L’ipocrisia italiana sull’evasione fiscale

martedì 7 ottobre 2014


Gli evasori votano. E sono milioni di voti. L’evasore colpito non dimentica. I politici dubitano che saranno premiati nell’urna per aver dato la caccia agli evasori. Mentre danno per certo che verranno puniti da chi non paga le tasse. È molto facile, nonché politicamente correttissimo, gridare “dagli all’evasore!”. Difficile è passare ai fatti. Il primo basilare incentivo all’onestà fiscale sta nelle aliquote ragionevoli. Se la percentuale da versare all’Erario è così alta da rendere conveniente l’evasione, la battaglia è persa in partenza. Se il pericolo di essere scoperti è tanto basso che ad evadere si rischia quasi nulla, è meglio lasciar perdere.
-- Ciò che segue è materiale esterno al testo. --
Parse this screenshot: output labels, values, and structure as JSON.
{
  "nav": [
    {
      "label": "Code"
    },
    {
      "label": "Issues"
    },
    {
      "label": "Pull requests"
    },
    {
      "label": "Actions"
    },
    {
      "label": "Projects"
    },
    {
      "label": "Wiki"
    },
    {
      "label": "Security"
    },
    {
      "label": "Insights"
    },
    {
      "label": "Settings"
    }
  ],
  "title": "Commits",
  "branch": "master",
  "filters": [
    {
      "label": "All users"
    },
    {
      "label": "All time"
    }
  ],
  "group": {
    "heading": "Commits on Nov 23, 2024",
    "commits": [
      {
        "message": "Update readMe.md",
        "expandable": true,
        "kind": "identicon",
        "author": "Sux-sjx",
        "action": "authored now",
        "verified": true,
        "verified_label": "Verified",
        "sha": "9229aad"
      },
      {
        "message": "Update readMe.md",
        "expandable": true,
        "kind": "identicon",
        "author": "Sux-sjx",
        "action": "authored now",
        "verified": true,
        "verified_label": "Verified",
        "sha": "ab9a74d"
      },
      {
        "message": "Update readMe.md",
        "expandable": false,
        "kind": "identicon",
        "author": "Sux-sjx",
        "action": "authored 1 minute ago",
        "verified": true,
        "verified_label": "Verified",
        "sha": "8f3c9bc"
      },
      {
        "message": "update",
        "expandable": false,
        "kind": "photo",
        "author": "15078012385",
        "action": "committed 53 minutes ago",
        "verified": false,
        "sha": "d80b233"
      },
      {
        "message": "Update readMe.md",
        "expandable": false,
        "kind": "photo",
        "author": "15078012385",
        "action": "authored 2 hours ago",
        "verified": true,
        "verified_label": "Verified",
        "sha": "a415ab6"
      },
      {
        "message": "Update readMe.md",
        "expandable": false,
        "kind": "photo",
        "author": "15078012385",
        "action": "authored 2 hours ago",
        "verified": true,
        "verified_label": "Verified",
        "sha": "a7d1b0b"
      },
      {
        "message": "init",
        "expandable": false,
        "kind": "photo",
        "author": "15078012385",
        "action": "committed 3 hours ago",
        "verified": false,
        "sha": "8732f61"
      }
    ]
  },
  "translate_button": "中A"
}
Se la sanzione non è poi nemmeno troppo dura da sopportare, la causa è senza speranza.

Lo Stato carica il contribuente di un pesante basto e si meraviglia che il somaro scalci per scrollarselo di dosso. L’evasione viene quasi sempre trattata come una violazione dei doveri tributari, ma non è solo una questione di capacità contributiva. L’evasione svuota l’eguaglianza dei cittadini, perché l’evasore parziale o totale gode di un vero e proprio privilegio. Per lui è come se la legge fosse più favorevole. Infatti lo discrimina a svantaggio degli altri contribuenti pur nelle medesime condizioni.

Alla lunga, uno Stato in cui l’evasione è consistente e generalizzata perde autorità, legittimità, credibilità, perché vi è rappresentanza senza tassazione (representation without taxation!), disuguaglianza senza giustificazione, frode senza punizione, arricchimento per demerito, sfruttamento del reato. A misura che l’evasione diviene di dominio pubblico perché cade sotto gli occhi di tutti e i contribuenti infedeli se ne fanno testimoni sfacciati anziché vergognarsene con ritegno, essa fomenta ed accresce il rancore degli onesti contro lo Stato che spreme severamente i rispettosi delle leggi sulla tassazione mentre chi se ne fa beffe non può proprio dirsi, né in effetti è, un perseguitato. E di norma neppure perseguito.

Eppure, la causa profonda dell’evasione fiscale non sta nella naturale aliquota di disonesti che alligna nella società, ma nello Stato stesso, del quale i demagoghi eletti dal popolo non riescono a saziare la fame di entrate. Come insegna Adam Smith: “Non c’è arte che un governo apprende prima di quella di prosciugare il denaro dalle tasche del popolo”.